Bakhtin, Mikhail. "From Marxism and the Philosophy of Language." The Rhetorical Tradition: Readings from Classical Times to the Present. 2nd ed. Trans. Ladislav Matejka and I. R. Titunik. Eds. Patricia Bizzell and Bruce Herzberg. Boston: Bedford/St. Martin's, 2001. 1210-1226. Print.

In Chapter 1, Bakhtin asserts that everything ideological is based on signs, and these signs can be studied because they exist materially (1210-1). Bakhtin states that people only have consciousness because of material signs that are enacted and implemented in social interaction; thus, individual consciousness is not merely individual: consciousness creates and operates through signs through a medium of social interaction (1212). For Bakhtin, even images and music are ideological in that they are dependent on the words that structure ideology (1214).

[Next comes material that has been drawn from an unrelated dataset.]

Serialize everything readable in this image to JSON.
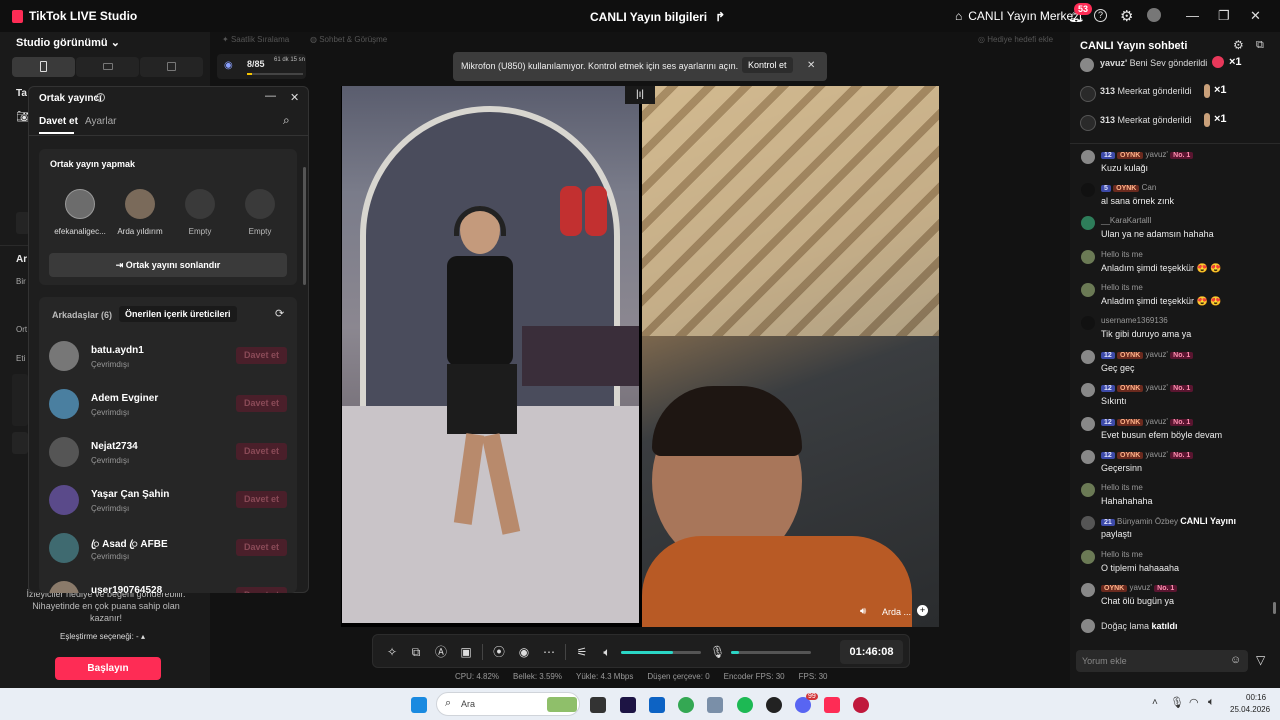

In Chapter 3, Bakhtin focuses on the importance of the addressees of words and the social contexts that shape utterances (1215). He writes that even feelings such as hunger are experienced differently, depending on how individuals are socialized, and it what contexts they experience hunger—in this way, even basic physiological needs are experienced ideologically (1216-7). Bakhtin compares the “I-experience” and the “we-experience” to show that the individual and collective are equally social, though individualism is a luxury of the bourgeoisie (1217). Bakhtin also asserts in this chapter that consciousness is both fact and fiction, in that it is a real and “tremendous social force” based on material signs while it is also an “abstraction from the concrete” (1218). Because abstract meaning is created in ever-changing contexts, we can see why artistic works mean differently at different times among different groups, as Bakhtin suggests (1219). His main point is that society shapes individuals, through and with language, based on dialogic interactions and addressees’ interpretations and responses (1220-1). Through numerous utterances and responses (interactions), social groups establish customs for varying contexts (1223).

In Chapter 4, Bakhtin defines theme and meaning (1224-6). Bakhtin notes that a theme is the “unreproducible” expression of a context, including the historical and social factors of the situation (1224); whereas meaning is “the technical apparatus for the implementation of the theme” existing as a “potentiality” for meaning (1225-6). Bakhtin notes the arbitrariness of language and the fact of polysemy (1225). I might face a challenge in reusing the terms "theme" and "meaning" as Bakhtin uses them because he gives them such specific definitions that readers may misunderstand out of context.